In the context of exponential growth, the initial population is crucial. It represents the starting point from which growth begins. Here, it is denoted by \( N_0 \). When given a problem related to population growth, the first step is to identify this initial value.

In our exercise, the initial population \( N_0 \) is provided as 2. This means that at the very beginning, or at time \( t = 0 \), there are 2 units of whatever population we are considering, say bacteria or cells. This value is fixed and does not change; it serves as the baseline for calculating future population sizes.

Remember, the initial population is key for constructing the formula that will predict future populations. Without it, it would be impossible to determine the starting point for any calculations or further projections.

The concept of doubling time is central to understanding exponential growth. It tells us how long it takes for a population to double in size. This period is a constant in exponential growth problems.

In the exercise, the doubling time is given as 20 minutes. This means every 20 minutes, the population size grows twice as large as it was at the start of that period. Knowing the doubling time helps us establish the rate at which growth occurs.

When setting up the timeline of growth, it's important to track each interval of time as it represents a complete doubling cycle. This consistent, predictable increase is why doubling time is a valuable tool for projecting future population sizes. There is predictability in knowing exactly when the size will double, making it easier to apply in applications ranging from biology to finance.

Having established the initial population and knowing the doubling time enables the creation of a population formula. This formula is a mathematical representation that allows us to predict the population size at any given time.

In this exercise, the formula we derive is formulated as \( N(t) = 2^{t+1} \).

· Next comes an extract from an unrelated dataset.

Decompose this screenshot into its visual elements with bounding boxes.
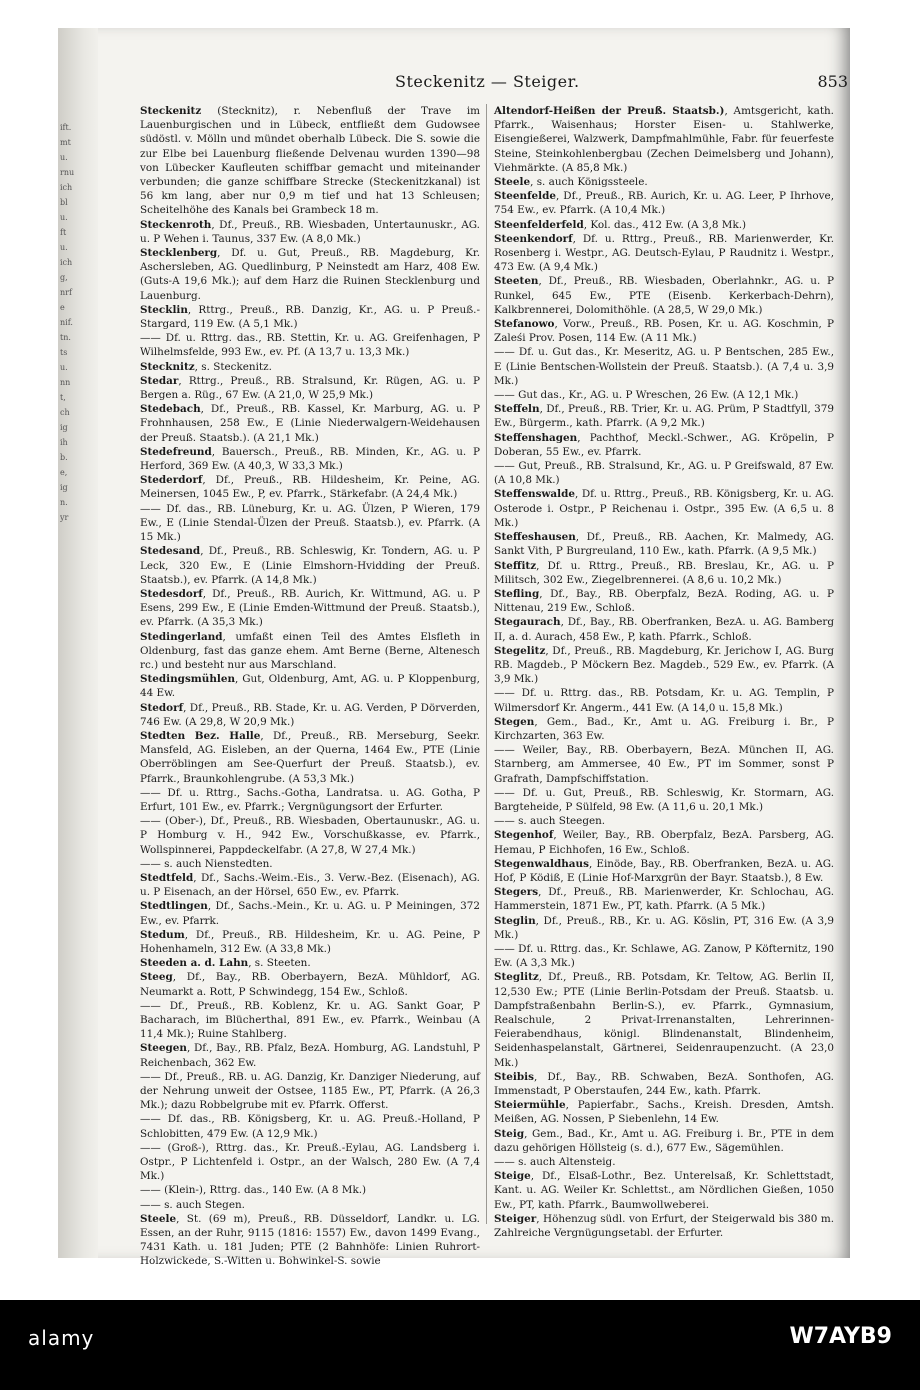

Let's break it down:

• \( N_0 = 2 \), which is the initial population.
• \( 2^t \) represents the doubling pattern over time \( t \), as each unit of \( t \) corresponds to a complete doubling cycle (and since it doubles every 20 minutes, \( t \) is in intervals of 20 minutes).
• The formula captures how the population expands exponentially, doubling with each increment of \( t \).

Using the formula is straightforward once it's set up. To find the population at any time \( t \), simply plug \( t \) into the equation. Efficient adherence to this formula means you can calculate future populations with ease and accuracy.